There was a question on the interactive on the line that asks how much money per quarter are losses on OTREXUP sales force, so we don’t get real specific with that, but I think it’s appropriate to answer this question now, while we are talking about OTREXUP. What we have said is that our breakeven for OTREXUP is kind of in the low $20 million worth of revenue. And so last year, we did $13.3 million in revenue of OTREXUP. So we are certainly looking to continue to grow that. I would also say as we have looked at this a little bit more, we have kind of curbed back some of our spending on that. So the breakeven might even be in the low – very low-20, maybe even a little bit below that. So at this point in time, it’s good to have a product and we are committed to trying to grow that business as best as we can.

Thank you.

It appears there are no further phone questions at this time.
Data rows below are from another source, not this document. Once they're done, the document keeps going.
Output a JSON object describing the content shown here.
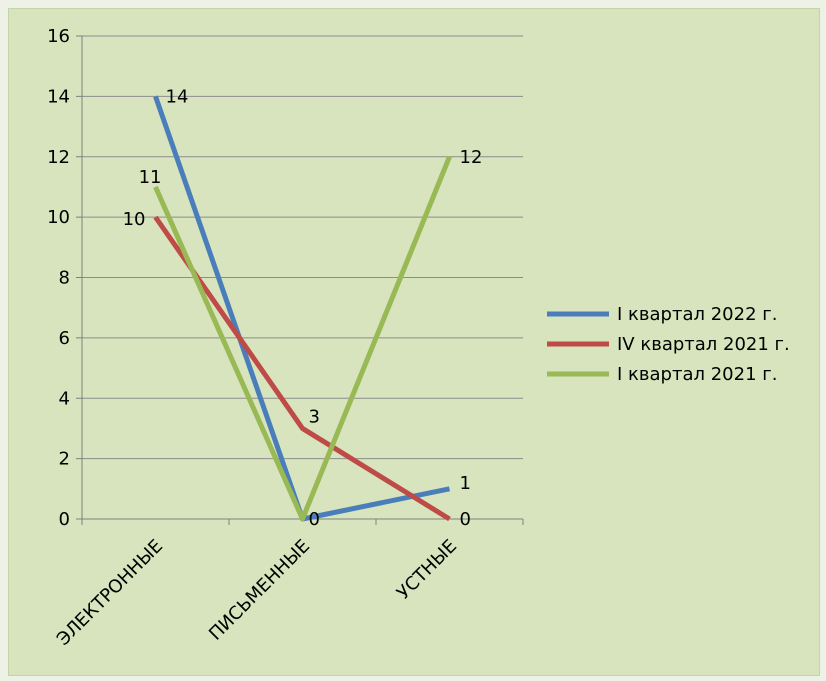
{
  "chart_data": {
    "type": "line",
    "categories": [
      "ЭЛЕКТРОННЫЕ",
      "ПИСЬМЕННЫЕ",
      "УСТНЫЕ"
    ],
    "series": [
      {
        "name": "I квартал 2022 г.",
        "color": "#4a7ebb",
        "values": [
          14,
          0,
          1
        ]
      },
      {
        "name": "IV квартал 2021 г.",
        "color": "#be4b48",
        "values": [
          10,
          3,
          0
        ]
      },
      {
        "name": "I квартал 2021 г.",
        "color": "#98b954",
        "values": [
          11,
          0,
          12
        ]
      }
    ],
    "ylim": [
      0,
      16
    ],
    "yticks": [
      0,
      2,
      4,
      6,
      8,
      10,
      12,
      14,
      16
    ],
    "ytick_labels": [
      "0",
      "2",
      "4",
      "6",
      "8",
      "10",
      "12",
      "14",
      "16"
    ],
    "grid": true,
    "legend_position": "right",
    "data_labels": true
  }
}
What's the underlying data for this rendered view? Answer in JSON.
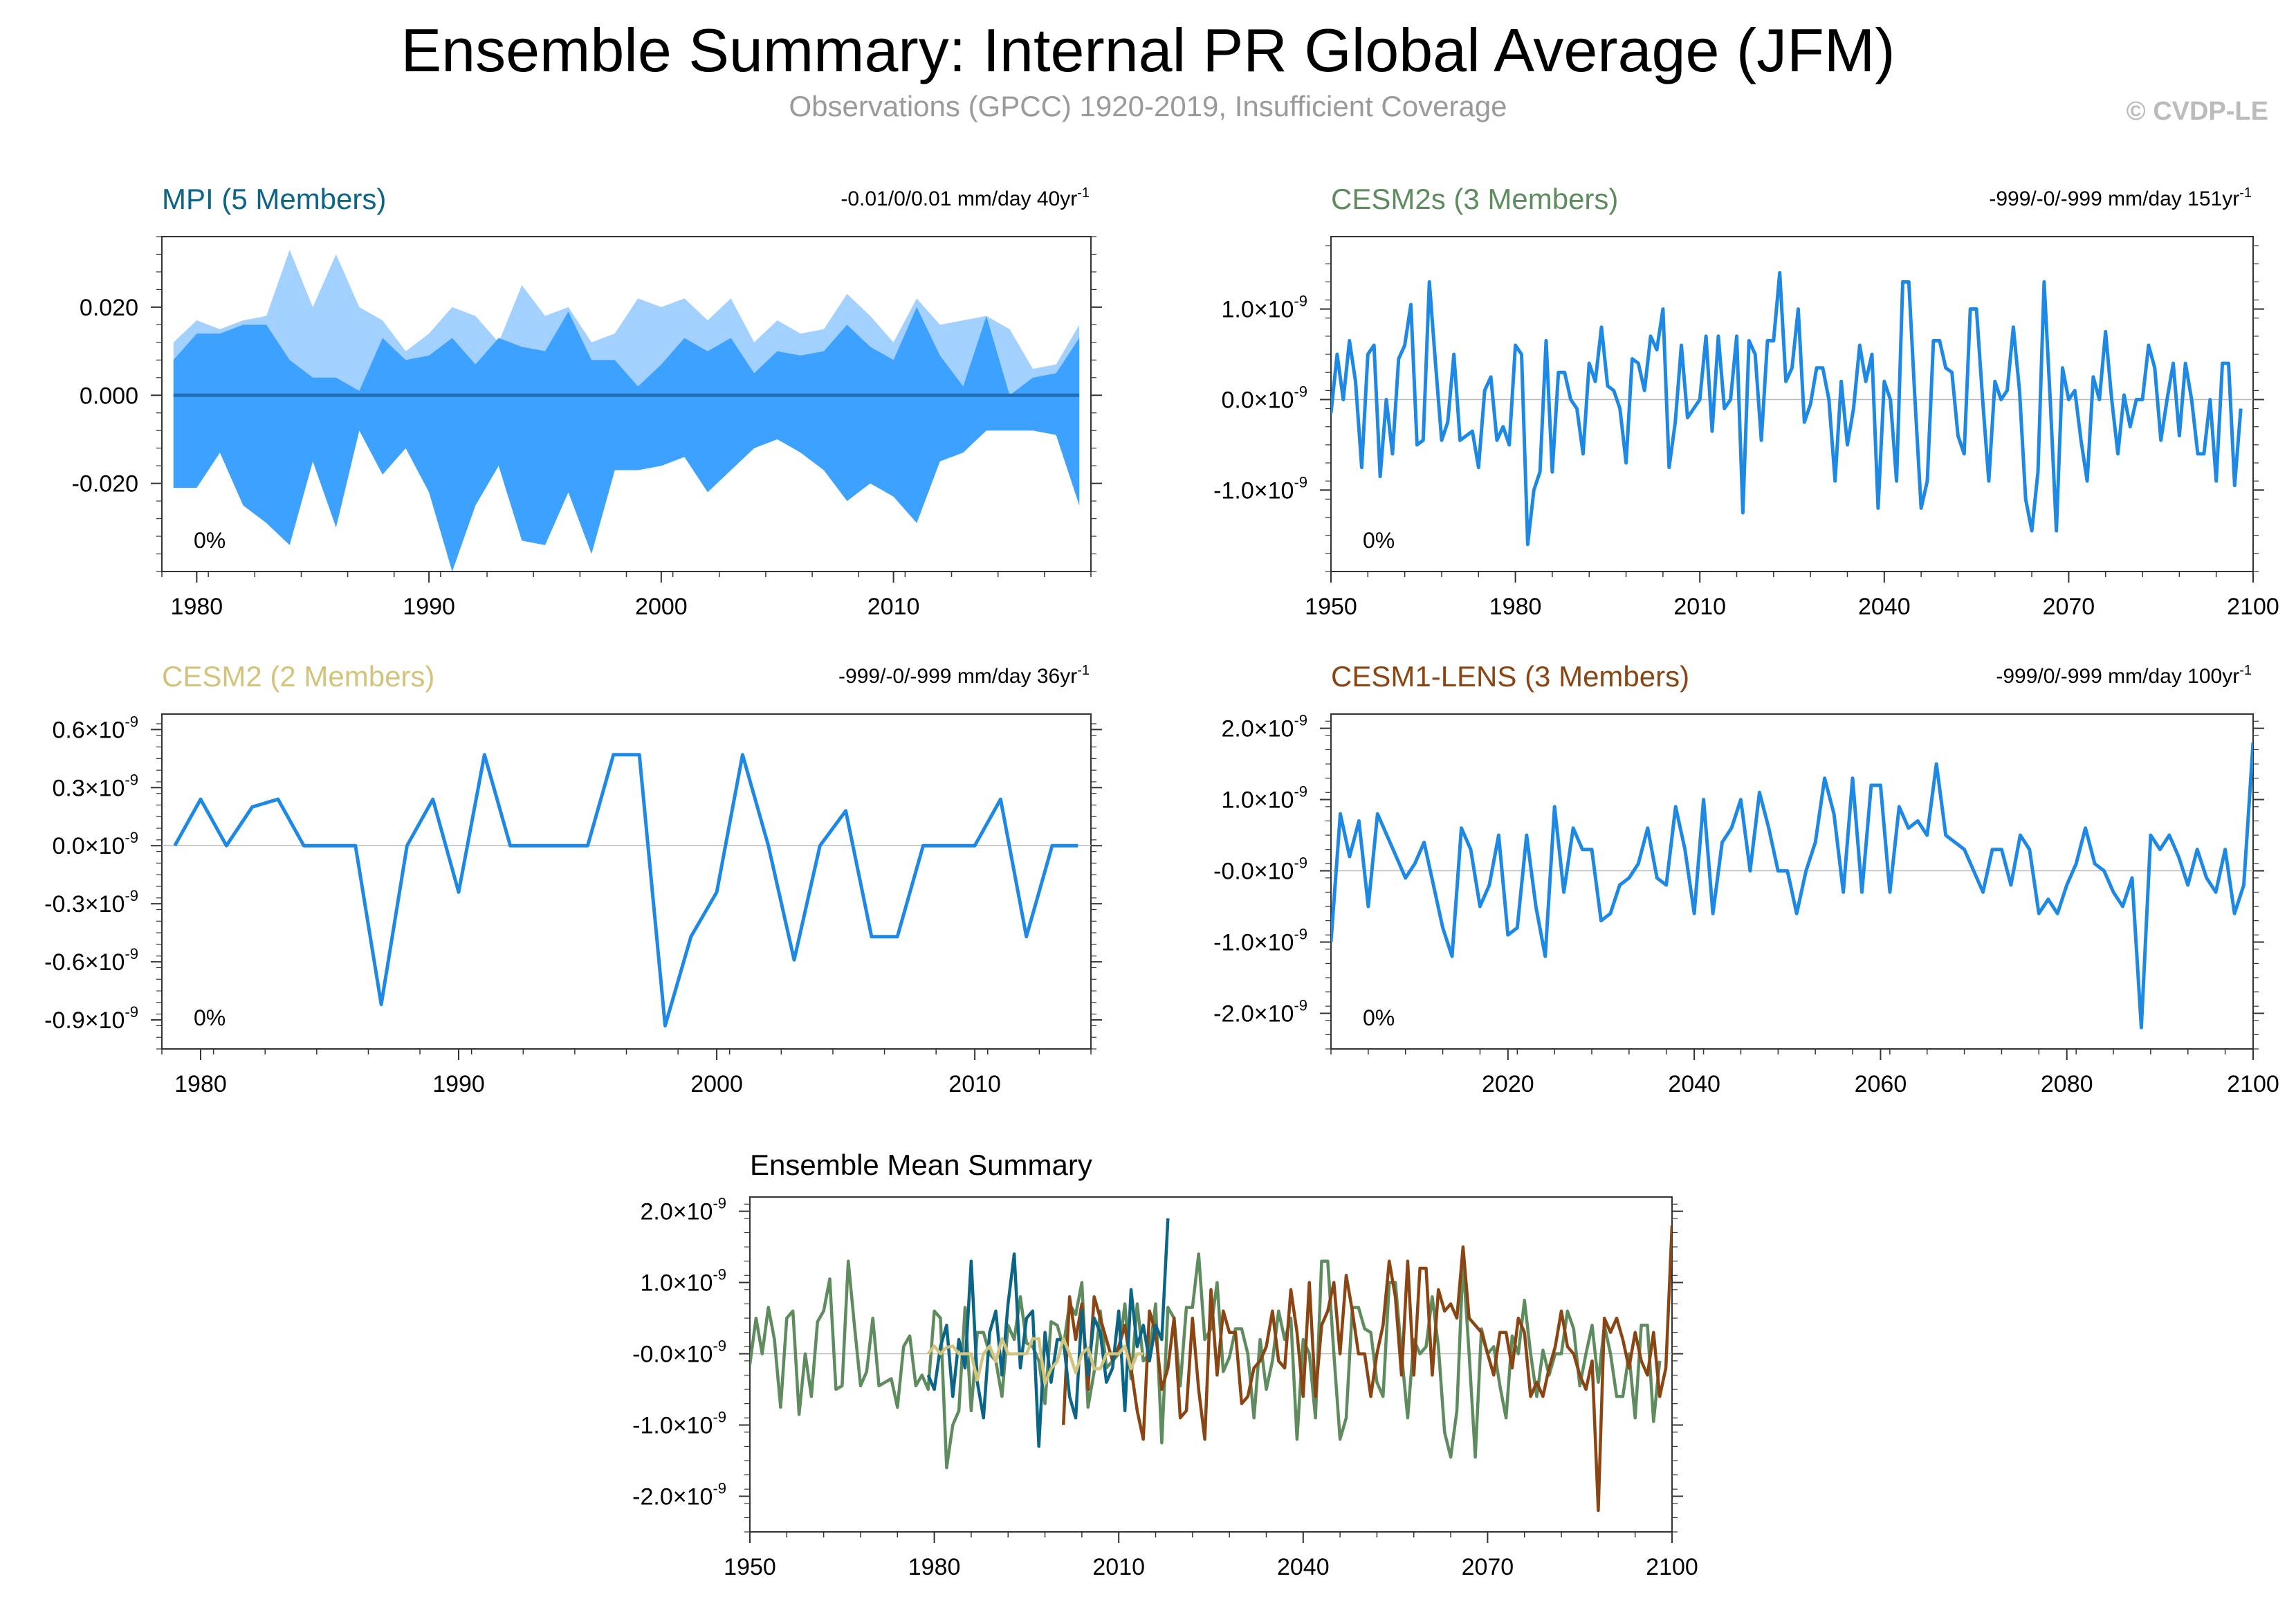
{
  "title": "Ensemble Summary: Internal PR Global Average (JFM)",
  "subtitle": "Observations (GPCC) 1920-2019, Insufficient Coverage",
  "credit": "© CVDP-LE",
  "colors": {
    "mpi": "#0a6587",
    "cesm2s": "#5e8c5e",
    "cesm2": "#d2c47c",
    "cesm1": "#8b4513",
    "line_blue": "#1e88e5",
    "band_outer": "#a3d1ff",
    "band_inner": "#3da1ff",
    "mean_line": "#1f6fb7"
  },
  "chart_data": [
    {
      "id": "mpi",
      "type": "area",
      "title": "MPI (5 Members)",
      "stat": "-0.01/0/0.01 mm/day 40yr",
      "stat_sup": "-1",
      "percent": "0%",
      "x_range": [
        1978.5,
        2018.5
      ],
      "ylim": [
        -0.04,
        0.036
      ],
      "xticks": [
        1980,
        1990,
        2000,
        2010
      ],
      "yticks": [
        {
          "v": 0.02,
          "label": "0.020"
        },
        {
          "v": 0.0,
          "label": "0.000"
        },
        {
          "v": -0.02,
          "label": "-0.020"
        }
      ],
      "x": [
        1979,
        1980,
        1981,
        1982,
        1983,
        1984,
        1985,
        1986,
        1987,
        1988,
        1989,
        1990,
        1991,
        1992,
        1993,
        1994,
        1995,
        1996,
        1997,
        1998,
        1999,
        2000,
        2001,
        2002,
        2003,
        2004,
        2005,
        2006,
        2007,
        2008,
        2009,
        2010,
        2011,
        2012,
        2013,
        2014,
        2015,
        2016,
        2017,
        2018
      ],
      "max": [
        0.012,
        0.017,
        0.015,
        0.017,
        0.018,
        0.033,
        0.02,
        0.032,
        0.02,
        0.017,
        0.01,
        0.014,
        0.02,
        0.018,
        0.012,
        0.025,
        0.018,
        0.02,
        0.012,
        0.014,
        0.022,
        0.02,
        0.022,
        0.017,
        0.022,
        0.012,
        0.017,
        0.014,
        0.015,
        0.023,
        0.018,
        0.012,
        0.022,
        0.016,
        0.017,
        0.018,
        0.015,
        0.006,
        0.007,
        0.016
      ],
      "upper": [
        0.008,
        0.014,
        0.014,
        0.016,
        0.016,
        0.008,
        0.004,
        0.004,
        0.001,
        0.013,
        0.008,
        0.009,
        0.013,
        0.007,
        0.013,
        0.011,
        0.01,
        0.019,
        0.008,
        0.008,
        0.002,
        0.007,
        0.013,
        0.01,
        0.013,
        0.005,
        0.01,
        0.009,
        0.01,
        0.016,
        0.011,
        0.008,
        0.02,
        0.009,
        0.002,
        0.018,
        0.0,
        0.004,
        0.005,
        0.013
      ],
      "lower": [
        -0.021,
        -0.021,
        -0.013,
        -0.025,
        -0.029,
        -0.034,
        -0.015,
        -0.03,
        -0.008,
        -0.018,
        -0.012,
        -0.022,
        -0.04,
        -0.025,
        -0.016,
        -0.033,
        -0.034,
        -0.022,
        -0.036,
        -0.017,
        -0.017,
        -0.016,
        -0.014,
        -0.022,
        -0.017,
        -0.012,
        -0.01,
        -0.013,
        -0.017,
        -0.024,
        -0.02,
        -0.023,
        -0.029,
        -0.015,
        -0.013,
        -0.008,
        -0.008,
        -0.008,
        -0.009,
        -0.025
      ],
      "min": [
        -0.021,
        -0.021,
        -0.013,
        -0.025,
        -0.029,
        -0.034,
        -0.015,
        -0.03,
        -0.008,
        -0.018,
        -0.012,
        -0.022,
        -0.04,
        -0.025,
        -0.016,
        -0.033,
        -0.034,
        -0.022,
        -0.036,
        -0.017,
        -0.017,
        -0.016,
        -0.014,
        -0.022,
        -0.017,
        -0.012,
        -0.01,
        -0.013,
        -0.017,
        -0.024,
        -0.02,
        -0.023,
        -0.029,
        -0.015,
        -0.013,
        -0.008,
        -0.008,
        -0.008,
        -0.009,
        -0.025
      ]
    },
    {
      "id": "cesm2s",
      "type": "line",
      "title": "CESM2s (3 Members)",
      "stat": "-999/-0/-999 mm/day 151yr",
      "stat_sup": "-1",
      "percent": "0%",
      "x_range": [
        1950,
        2100
      ],
      "ylim": [
        -1.9,
        1.8
      ],
      "xticks": [
        1950,
        1980,
        2010,
        2040,
        2070,
        2100
      ],
      "yticks": [
        {
          "v": 1.0,
          "label": "1.0",
          "suffix": "×10",
          "sup": "-9"
        },
        {
          "v": 0.0,
          "label": "0.0",
          "suffix": "×10",
          "sup": "-9"
        },
        {
          "v": -1.0,
          "label": "-1.0",
          "suffix": "×10",
          "sup": "-9"
        }
      ],
      "x_start": 1950,
      "y": [
        -0.15,
        0.5,
        0.0,
        0.65,
        0.2,
        -0.75,
        0.5,
        0.6,
        -0.85,
        0.0,
        -0.6,
        0.45,
        0.6,
        1.05,
        -0.5,
        -0.45,
        1.3,
        0.4,
        -0.45,
        -0.25,
        0.5,
        -0.45,
        -0.4,
        -0.35,
        -0.75,
        0.1,
        0.25,
        -0.45,
        -0.3,
        -0.5,
        0.6,
        0.5,
        -1.6,
        -1.0,
        -0.8,
        0.65,
        -0.8,
        0.3,
        0.3,
        0.0,
        -0.1,
        -0.6,
        0.4,
        0.2,
        0.8,
        0.15,
        0.1,
        -0.1,
        -0.7,
        0.45,
        0.4,
        0.1,
        0.7,
        0.55,
        1.0,
        -0.75,
        -0.25,
        0.6,
        -0.2,
        -0.1,
        0.0,
        0.7,
        -0.35,
        0.7,
        -0.1,
        0.0,
        0.7,
        -1.25,
        0.65,
        0.5,
        -0.45,
        0.65,
        0.65,
        1.4,
        0.2,
        0.35,
        1.0,
        -0.25,
        -0.05,
        0.35,
        0.35,
        0.0,
        -0.9,
        0.2,
        -0.5,
        -0.1,
        0.6,
        0.2,
        0.5,
        -1.2,
        0.2,
        0.0,
        -0.9,
        1.3,
        1.3,
        0.0,
        -1.2,
        -0.9,
        0.65,
        0.65,
        0.35,
        0.3,
        -0.4,
        -0.6,
        1.0,
        1.0,
        0.0,
        -0.9,
        0.2,
        0.0,
        0.1,
        0.8,
        0.1,
        -1.1,
        -1.45,
        -0.8,
        1.3,
        0.0,
        -1.45,
        0.35,
        0.0,
        0.1,
        -0.45,
        -0.9,
        0.25,
        0.0,
        0.75,
        0.0,
        -0.6,
        0.05,
        -0.3,
        0.0,
        0.0,
        0.6,
        0.35,
        -0.45,
        0.0,
        0.4,
        -0.4,
        0.4,
        0.0,
        -0.6,
        -0.6,
        0.0,
        -0.9,
        0.4,
        0.4,
        -0.95,
        -0.1
      ],
      "_note": "CESM2s values span 1950-2100"
    },
    {
      "id": "cesm2",
      "type": "line",
      "title": "CESM2 (2 Members)",
      "stat": "-999/-0/-999 mm/day 36yr",
      "stat_sup": "-1",
      "percent": "0%",
      "x_range": [
        1978.5,
        2014.5
      ],
      "ylim": [
        -1.05,
        0.68
      ],
      "xticks": [
        1980,
        1990,
        2000,
        2010
      ],
      "yticks": [
        {
          "v": 0.6,
          "label": "0.6",
          "suffix": "×10",
          "sup": "-9"
        },
        {
          "v": 0.3,
          "label": "0.3",
          "suffix": "×10",
          "sup": "-9"
        },
        {
          "v": 0.0,
          "label": "0.0",
          "suffix": "×10",
          "sup": "-9"
        },
        {
          "v": -0.3,
          "label": "-0.3",
          "suffix": "×10",
          "sup": "-9"
        },
        {
          "v": -0.6,
          "label": "-0.6",
          "suffix": "×10",
          "sup": "-9"
        },
        {
          "v": -0.9,
          "label": "-0.9",
          "suffix": "×10",
          "sup": "-9"
        }
      ],
      "x_start": 1979,
      "y": [
        0.0,
        0.24,
        0.0,
        0.2,
        0.24,
        0.0,
        0.0,
        0.0,
        -0.82,
        0.0,
        0.24,
        -0.24,
        0.47,
        0.0,
        0.0,
        0.0,
        0.0,
        0.47,
        0.47,
        -0.93,
        -0.47,
        -0.24,
        0.47,
        0.0,
        -0.59,
        0.0,
        0.18,
        -0.47,
        -0.47,
        0.0,
        0.0,
        0.0,
        0.24,
        -0.47,
        0.0,
        0.0
      ]
    },
    {
      "id": "cesm1",
      "type": "line",
      "title": "CESM1-LENS (3 Members)",
      "stat": "-999/0/-999 mm/day 100yr",
      "stat_sup": "-1",
      "percent": "0%",
      "x_range": [
        2001,
        2100
      ],
      "ylim": [
        -2.5,
        2.2
      ],
      "xticks": [
        2020,
        2040,
        2060,
        2080,
        2100
      ],
      "yticks": [
        {
          "v": 2.0,
          "label": "2.0",
          "suffix": "×10",
          "sup": "-9"
        },
        {
          "v": 1.0,
          "label": "1.0",
          "suffix": "×10",
          "sup": "-9"
        },
        {
          "v": 0.0,
          "label": "-0.0",
          "suffix": "×10",
          "sup": "-9"
        },
        {
          "v": -1.0,
          "label": "-1.0",
          "suffix": "×10",
          "sup": "-9"
        },
        {
          "v": -2.0,
          "label": "-2.0",
          "suffix": "×10",
          "sup": "-9"
        }
      ],
      "x_start": 2001,
      "y": [
        -1.0,
        0.8,
        0.2,
        0.7,
        -0.5,
        0.8,
        0.5,
        0.2,
        -0.1,
        0.1,
        0.4,
        -0.2,
        -0.8,
        -1.2,
        0.6,
        0.3,
        -0.5,
        -0.2,
        0.5,
        -0.9,
        -0.8,
        0.5,
        -0.5,
        -1.2,
        0.9,
        -0.3,
        0.6,
        0.3,
        0.3,
        -0.7,
        -0.6,
        -0.2,
        -0.1,
        0.1,
        0.6,
        -0.1,
        -0.2,
        0.9,
        0.3,
        -0.6,
        1.0,
        -0.6,
        0.4,
        0.6,
        1.0,
        0.0,
        1.1,
        0.6,
        0.0,
        0.0,
        -0.6,
        0.0,
        0.4,
        1.3,
        0.8,
        -0.3,
        1.3,
        -0.3,
        1.2,
        1.2,
        -0.3,
        0.9,
        0.6,
        0.7,
        0.5,
        1.5,
        0.5,
        0.4,
        0.3,
        0.0,
        -0.3,
        0.3,
        0.3,
        -0.2,
        0.5,
        0.3,
        -0.6,
        -0.4,
        -0.6,
        -0.2,
        0.1,
        0.6,
        0.1,
        0.0,
        -0.3,
        -0.5,
        -0.1,
        -2.2,
        0.5,
        0.3,
        0.5,
        0.2,
        -0.2,
        0.3,
        -0.1,
        -0.3,
        0.3,
        -0.6,
        -0.2,
        1.8
      ]
    },
    {
      "id": "mean",
      "type": "line",
      "title": "Ensemble Mean Summary",
      "x_range": [
        1950,
        2100
      ],
      "ylim": [
        -2.5,
        2.2
      ],
      "xticks": [
        1950,
        1980,
        2010,
        2040,
        2070,
        2100
      ],
      "yticks": [
        {
          "v": 2.0,
          "label": "2.0",
          "suffix": "×10",
          "sup": "-9"
        },
        {
          "v": 1.0,
          "label": "1.0",
          "suffix": "×10",
          "sup": "-9"
        },
        {
          "v": 0.0,
          "label": "-0.0",
          "suffix": "×10",
          "sup": "-9"
        },
        {
          "v": -1.0,
          "label": "-1.0",
          "suffix": "×10",
          "sup": "-9"
        },
        {
          "v": -2.0,
          "label": "-2.0",
          "suffix": "×10",
          "sup": "-9"
        }
      ],
      "series": [
        {
          "name": "CESM2s",
          "color_key": "cesm2s",
          "source": "cesm2s",
          "scale": 1.0
        },
        {
          "name": "CESM1-LENS",
          "color_key": "cesm1",
          "source": "cesm1",
          "scale": 1.0
        },
        {
          "name": "MPI",
          "color_key": "mpi",
          "x_start": 1979,
          "y": [
            -0.3,
            -0.5,
            0.1,
            0.4,
            -0.6,
            0.2,
            -0.2,
            1.3,
            -0.4,
            -0.9,
            0.3,
            0.6,
            -0.3,
            0.7,
            1.4,
            -0.2,
            0.5,
            0.6,
            -1.3,
            0.3,
            -0.4,
            0.2,
            0.2,
            -0.6,
            -0.9,
            0.6,
            -0.3,
            0.5,
            0.3,
            -0.4,
            -0.2,
            0.6,
            -0.8,
            0.9,
            0.1,
            0.4,
            -0.1,
            0.4,
            0.2,
            1.9
          ]
        },
        {
          "name": "CESM2",
          "color_key": "cesm2",
          "source": "cesm2",
          "scale": 0.45
        }
      ]
    }
  ]
}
I would like to turn the conference back to Jack Howarth for any additional or closing remarks.

Yes. We have a couple of more questions asked on the interactive portion. The first one is regarding Byetta and Makena, can you please elaborate on the structure of the royalty payment, specifically what sales levels award the single-digit levels versus the double-digit levels?

So, on – obviously, Makena and Forteo and Byetta are totally different deals and that not only are they with different companies, but they also one, two of the products with Teva are generic products and then with Makena, it’s a branded product with basically where we are focusing on lifecycle extension here. So with Makena, all we really said is that it’s starts out at high single-digit royalties and goes to low double-digit and that’s basically from dollar one of our auto-injector sales of Makena if it gets approved. And then as far as reaching the second piece of that tier, we don’t disclose what that amount is.

They are achievable.

But they are achievable. Yes, absolutely. And then with Teva, they start out at high single-digit and go to mid-teens. And the way their royalties are structured is based on market share that they achieved versus the RLD or other people in the space if there is any other competitors within for that product. And what I can say is that obviously the high single-digit, it starts at dollar one and the – to get to the mid-teens, we believe they are very achievable based on the normal generic substitution rate that you see when a product is launched and particularly given the fact that if we get the first to file status for these products, the amount of market share that a first to file gets is typically very high. And so we feel very confident that we can achieve those royalty levels for those products.

Okay. And we have one final question. Regarding Sumatriptan, will launch milestone payment come from Teva and if so, what amount?

So again, we do get a launch milestone payment from Teva. We have not disclosed it. It is not a material payment. It is more to help basically cover a lot of the costs that were incurred in getting ready for the launch. And so the real value for us is on the end product into the market, getting the royalty on those sales, but we will see payments and that will be recognized over some period of time. I am sure they pay it on accounting rules.

Thank you, Bob. Thanks again for joining us on today’s conference call. If you have any follow-up questions, you can reach me at 609-359-3016. That completes today’s call.

And once again that does conclude today’s conference. We thank you for your participation.